GCC economies set for 4.4% growth in 2025, report forecasts

RIYADH: The Gulf Cooperation Council is expected to see its economies expand by 4.4 percent in 2025, driven by growth in the non-oil private sector, according to a new report. 

Analysis by the Institute of Chartered Accountants in England and Wales attributes this projected growth to both the rebound in oil production cuts by OPEC and the GCC’s ongoing diversification efforts. 

This comes as countries across the Gulf, including Saudi Arabia and the UAE, intensify diversification efforts, with the Kingdom’s General Authority for Statistics reporting a 4.9 percent increase in non-oil sector activity in the second quarter of 2024. 
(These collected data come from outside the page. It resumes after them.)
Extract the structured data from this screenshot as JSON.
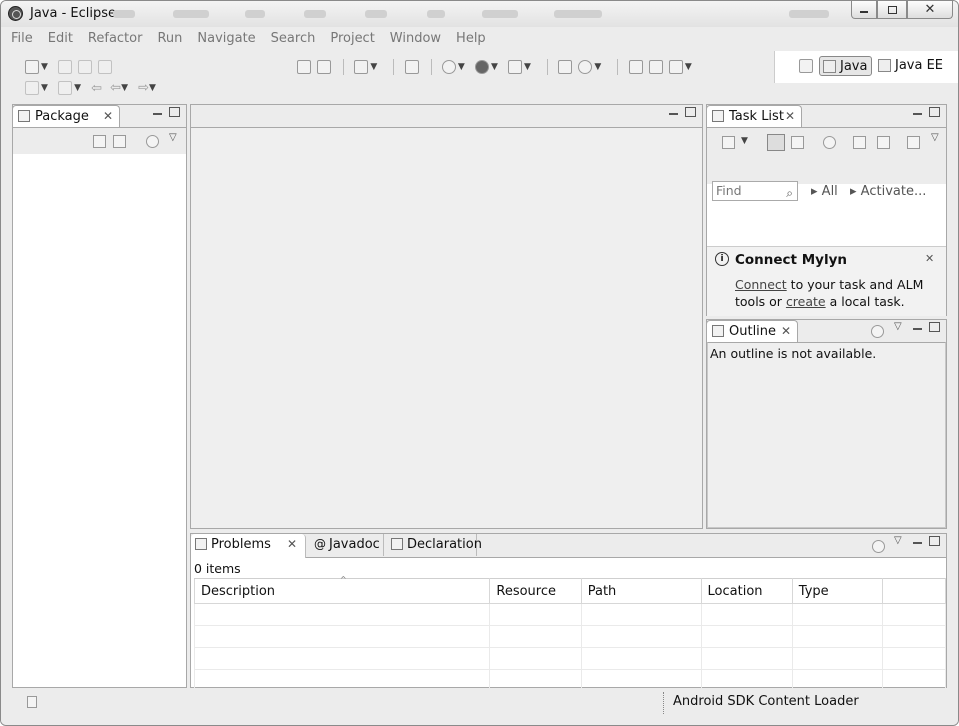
{
  "window": {
    "title": "Java - Eclipse",
    "controls": [
      "minimize",
      "restore",
      "close"
    ]
  },
  "menu": [
    "File",
    "Edit",
    "Refactor",
    "Run",
    "Navigate",
    "Search",
    "Project",
    "Window",
    "Help"
  ],
  "perspectives": [
    {
      "label": "Java",
      "active": true,
      "icon": "java-perspective-icon"
    },
    {
      "label": "Java EE",
      "active": false,
      "icon": "javaee-perspective-icon"
    }
  ],
  "package_view": {
    "tab": "Package"
  },
  "task_list": {
    "tab": "Task List",
    "find_placeholder": "Find",
    "filter_all": "All",
    "activate": "Activate..."
  },
  "mylyn": {
    "title": "Connect Mylyn",
    "connect_link": "Connect",
    "text1": "to your task and ALM",
    "text2": "tools or",
    "create_link": "create",
    "text3": "a local task."
  },
  "outline": {
    "tab": "Outline",
    "message": "An outline is not available."
  },
  "problems": {
    "tabs": [
      {
        "label": "Problems",
        "icon": "problems-icon",
        "active": true
      },
      {
        "label": "Javadoc",
        "icon": "at-icon",
        "active": false
      },
      {
        "label": "Declaration",
        "icon": "declaration-icon",
        "active": false
      }
    ],
    "count": "0 items",
    "columns": [
      "Description",
      "Resource",
      "Path",
      "Location",
      "Type"
    ]
  },
  "status": {
    "task": "Android SDK Content Loader"
  },
  "colors": {
    "chrome": "#ececec",
    "border": "#a8a8a8",
    "panel": "#ffffff"
  }
}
The findings in the report are based on research from Oxford Economics, and Scott Livermore, ICAEW economic adviser and chief economist and managing director at Oxford Economics Middle East, said: “The GCC’s proactive and strategic investment in non-oil sectors, alongside the gradual recovery of oil production, is paving the way for robust growth in 2025, where the resilience of the GCC stands out.” 

The report revised the GCC growth forecast for 2024 slightly down to 2.1 percent, from its previous projection of 2.2 percent made three months ago. However, the non-energy sector is projected to grow by 4.2 percent in 2024 and 4.4 percent in 2025. 

Overall, the analysis forecasts Middle Eastern gross domestic product growth at 2.1 percent in 2024, accelerating to 3.7 percent in 2025. 

The report further noted that PMI readings across the region indicate strong business growth, with anticipated interest rate cuts expected to boost consumption and private investment. 

It added that tourism, trade, and finance will be key sectors driving future growth. 

“Domestic momentum remains strong across the region, as highlighted by higher output in PMI surveys and the coming interest rate reductions should support both consumption and private investment,” said the report. 

The document added that governments in the region will continue to advance diversification plans, with sovereign wealth funds, including Saudi Arabia’s Public Investment Fund and UAE’s Mubadala, likely to remain strategic spenders. 

A recent PwC analysis indicated that easing interest rates will benefit Middle Eastern economies, particularly those with currencies pegged to the US dollar.